In other words: tribal knowledge plus hope.

The goal wasn’t “add tests.” The goal was a quality ladder—each rung enabling the next.

The Quality Ladder (The Sequence Matters)

Here’s the order of operations that worked, and why:

Codify a contract (design rules, data flow rules, UI rules)
Make lint clean and trustworthy (so warnings mean something)
Cover domain logic with unit tests (turn behavior into executable specs)
Add E2E tests for real workflows (where regressions actually happen)
Instrument coverage (otherwise you’re guessing)
Publish coverage in CI (visibility changes behavior)
Keep docs current (quality must be repeatable)

Codex 5.2 helped me climb this ladder without losing the thread.

Phase 0: Compliance Cleanup (The Real Beginning)

Every long-running quality push has a starting “wake up” moment.

For this repo, that moment looked like compliance cleanup:

removing risky innerHTML usage and window-bound patterns
tightening DOM checks and wiring
simplifying defensive guards that hid intent

This wasn’t glamorous. It was foundational. You can’t build a quality system on top of brittle glue.

Phase 1: Turn Ideas Into Contracts

Before I was willing to scale testing, I needed the codebase to have enforceable rules—especially in the UI layer.

We already had an early foundation:

a contract-scanning script
a “coding contract” that enforces rules like:
- no inline styles (even for dynamic values)
- DOM-only toolbars (explicit, deterministic wiring)
- centralized storage patterns (no random settings scattered across views)

Then we reinforced it.

What changed (in practical terms)

Inline style mutations were removed or centralized.
View code was pushed toward CSS classes / CSS variables.
Global header/toolbars were wired consistently.
Storage moved behind the repository boundary (e.g., SystemRepository).

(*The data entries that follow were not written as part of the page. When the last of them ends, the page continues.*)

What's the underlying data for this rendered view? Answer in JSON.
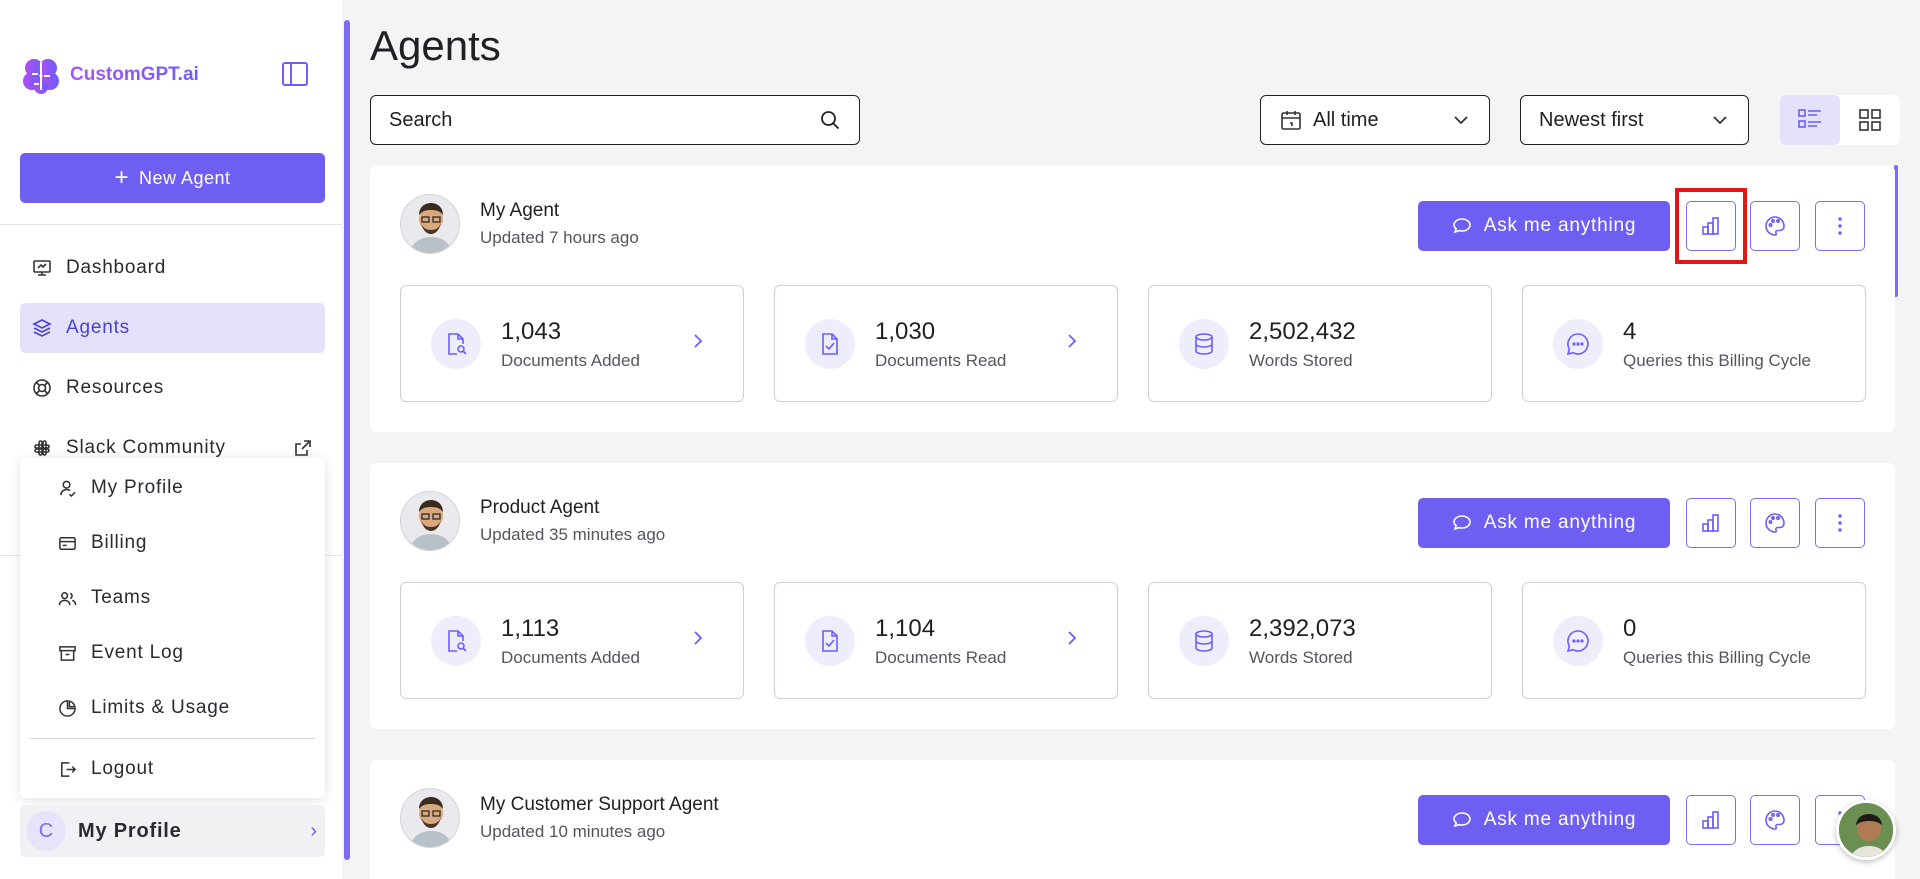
{
  "brand": {
    "name": "CustomGPT.ai"
  },
  "sidebar": {
    "new_agent_label": "New Agent",
    "nav": [
      {
        "label": "Dashboard",
        "icon": "dashboard-icon"
      },
      {
        "label": "Agents",
        "icon": "layers-icon",
        "active": true
      },
      {
        "label": "Resources",
        "icon": "lifebuoy-icon"
      },
      {
        "label": "Slack Community",
        "icon": "slack-icon",
        "external": true
      }
    ],
    "profile_menu": [
      {
        "label": "My Profile",
        "icon": "user-icon"
      },
      {
        "label": "Billing",
        "icon": "card-icon"
      },
      {
        "label": "Teams",
        "icon": "team-icon"
      },
      {
        "label": "Event Log",
        "icon": "archive-icon"
      },
      {
        "label": "Limits & Usage",
        "icon": "pie-icon"
      },
      {
        "label": "Logout",
        "icon": "logout-icon"
      }
    ],
    "profile": {
      "initial": "C",
      "name": "My Profile"
    }
  },
  "main": {
    "title": "Agents",
    "search": {
      "value": "",
      "placeholder": "Search"
    },
    "filter_time": "All time",
    "sort": "Newest first"
  },
  "agents": [
    {
      "name": "My Agent",
      "updated": "Updated 7 hours ago",
      "ask_label": "Ask me anything",
      "stats": [
        {
          "value": "1,043",
          "label": "Documents Added"
        },
        {
          "value": "1,030",
          "label": "Documents Read"
        },
        {
          "value": "2,502,432",
          "label": "Words Stored"
        },
        {
          "value": "4",
          "label": "Queries this Billing Cycle"
        }
      ]
    },
    {
      "name": "Product Agent",
      "updated": "Updated 35 minutes ago",
      "ask_label": "Ask me anything",
      "stats": [
        {
          "value": "1,113",
          "label": "Documents Added"
        },
        {
          "value": "1,104",
          "label": "Documents Read"
        },
        {
          "value": "2,392,073",
          "label": "Words Stored"
        },
        {
          "value": "0",
          "label": "Queries this Billing Cycle"
        }
      ]
    },
    {
      "name": "My Customer Support Agent",
      "updated": "Updated 10 minutes ago",
      "ask_label": "Ask me anything"
    }
  ],
  "colors": {
    "accent": "#6e5ff2",
    "highlight": "#e51515"
  }
}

This is the crucial insight:

Quality starts with clarity. If you can’t describe the rules, you can’t test them.

Codex 5.2 was useful here because it didn’t just “fix a file.” It was willing to chase contract violations across dozens of small edits until the rule was actually enforced.

Phase 2: Make Linting a Trusted Signal

Linting is only useful if “clean” is achievable.

So we did the boring work:

cleared ESLint warnings (unused locals, scoping issues, assignment-in-conditional traps)
standardized hasOwnProperty usage
tightened property access and scoping

Only then did we upgrade:

ESLint v9
flat config
reduced deprecated dependencies

Once lint was noise-free, a new lint warning started meaning something again.

This is one of those hidden tipping points: when lint becomes a real gate, behavior shifts.

Phase 3: Unit Tests That Match the Domain

This was not a token unit-test pass. The suite mapped to the product’s domain logic.

We built unit tests across:

Planning
Roadmap
Org
System
Initiative
Forecast
WorkPackage
App state helpers and supporting utilities

Tooling:

Vitest + jsdom (DOM simulation where needed)
later: Vitest v4 upgrade (refreshed the Vite/esbuild chain and cleared CI audit issues)

The real win wasn’t “coverage percentage.”

The real win was this:

Domain behavior became executable.

Codex 5.2 helped by translating real product flows into testable units—without scattering random micro-tests that don’t align to how the app behaves.

Phase 4: Cypress E2E Tests for Real Flows

Unit tests prove logic.

E2E tests prove the product.

We started with smoke tests and selector stabilization, then expanded into specs that mirror how users actually move:

Core UI and workflow validation
Planning and detailed planning flows
Product management flows
System creation/editing and org management
Settings and AI feedback flows
Smoke tests and selector hardening

Two deliberate choices here:

Readable and commented tests. These become “living docs.”
Selector hardening before scale. Flaky selectors are how E2E suites die.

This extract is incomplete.